Highlights & Insights

  • The relation activation mask is an elegant design — encoding KG topological information as a binary mask to guide hop-count decisions offers greater flexibility than question classifiers.
  • Inverse scaling finding: Smaller models benefit disproportionately more, suggesting that KG path guidance is most valuable when compensating for limited parametric knowledge.

Limitations & Future Work

  • The method has not been evaluated on state-of-the-art reasoning models (e.g., o1, DeepSeek-R1).
  • Learning of relation masks depends on the coverage of relation types in the training data.
  • The selection strategy for few-shot examples could be further optimized.
  • vs. KG-CoT: Improvements are made at both critical stages — hop-count selection and path utilization.
  • vs.

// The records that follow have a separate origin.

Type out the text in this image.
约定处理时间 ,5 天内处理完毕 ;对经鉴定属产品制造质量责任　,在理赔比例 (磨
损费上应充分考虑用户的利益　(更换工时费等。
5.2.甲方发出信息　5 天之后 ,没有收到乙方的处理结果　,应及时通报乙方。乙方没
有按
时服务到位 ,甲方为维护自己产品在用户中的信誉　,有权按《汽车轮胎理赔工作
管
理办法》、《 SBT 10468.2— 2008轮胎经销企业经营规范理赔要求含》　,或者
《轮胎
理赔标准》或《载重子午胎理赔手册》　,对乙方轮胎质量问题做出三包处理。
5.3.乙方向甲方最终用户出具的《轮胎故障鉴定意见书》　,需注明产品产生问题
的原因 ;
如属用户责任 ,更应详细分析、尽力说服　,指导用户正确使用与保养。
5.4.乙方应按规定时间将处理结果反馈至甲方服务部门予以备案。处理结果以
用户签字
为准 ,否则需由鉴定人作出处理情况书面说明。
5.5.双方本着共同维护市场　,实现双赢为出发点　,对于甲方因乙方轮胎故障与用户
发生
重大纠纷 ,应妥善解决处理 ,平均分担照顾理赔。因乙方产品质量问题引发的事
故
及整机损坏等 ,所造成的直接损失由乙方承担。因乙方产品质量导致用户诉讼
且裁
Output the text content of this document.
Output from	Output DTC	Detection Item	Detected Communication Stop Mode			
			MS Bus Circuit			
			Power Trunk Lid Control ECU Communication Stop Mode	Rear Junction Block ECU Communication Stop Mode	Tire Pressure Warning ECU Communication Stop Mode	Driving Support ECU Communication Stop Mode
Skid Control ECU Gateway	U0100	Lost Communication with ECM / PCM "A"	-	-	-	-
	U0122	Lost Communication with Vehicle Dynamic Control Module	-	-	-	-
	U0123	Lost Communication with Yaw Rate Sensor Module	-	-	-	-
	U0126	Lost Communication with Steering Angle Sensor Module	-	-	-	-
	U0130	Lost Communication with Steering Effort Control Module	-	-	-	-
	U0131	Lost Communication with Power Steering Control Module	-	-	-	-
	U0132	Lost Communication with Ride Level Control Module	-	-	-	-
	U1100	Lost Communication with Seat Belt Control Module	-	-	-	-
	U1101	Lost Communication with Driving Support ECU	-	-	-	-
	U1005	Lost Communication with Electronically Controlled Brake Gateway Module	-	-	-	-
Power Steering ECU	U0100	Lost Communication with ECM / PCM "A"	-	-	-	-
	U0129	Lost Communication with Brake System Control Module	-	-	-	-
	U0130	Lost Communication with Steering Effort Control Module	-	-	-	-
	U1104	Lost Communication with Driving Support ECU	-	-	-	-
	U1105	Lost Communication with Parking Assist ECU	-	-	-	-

ToG: ToG performs dynamic navigation over KGs but provides no path guidance; RFKG-CoT offers a more structured reasoning framework.

Rating

  • Novelty: ⭐⭐⭐⭐ The combination of relation masks and few-shot path guidance constitutes effective incremental innovation.
  • Experimental Thoroughness: ⭐⭐⭐⭐ Covers 4 datasets, 3 LLMs, detailed ablations, and hyperparameter analysis.
  • Writing Quality: ⭐⭐⭐⭐ Method motivation and design logic are clearly articulated.
  • Value: ⭐⭐⭐⭐ Offers practical improvements for KGQA; the substantial gains on smaller models have notable application value.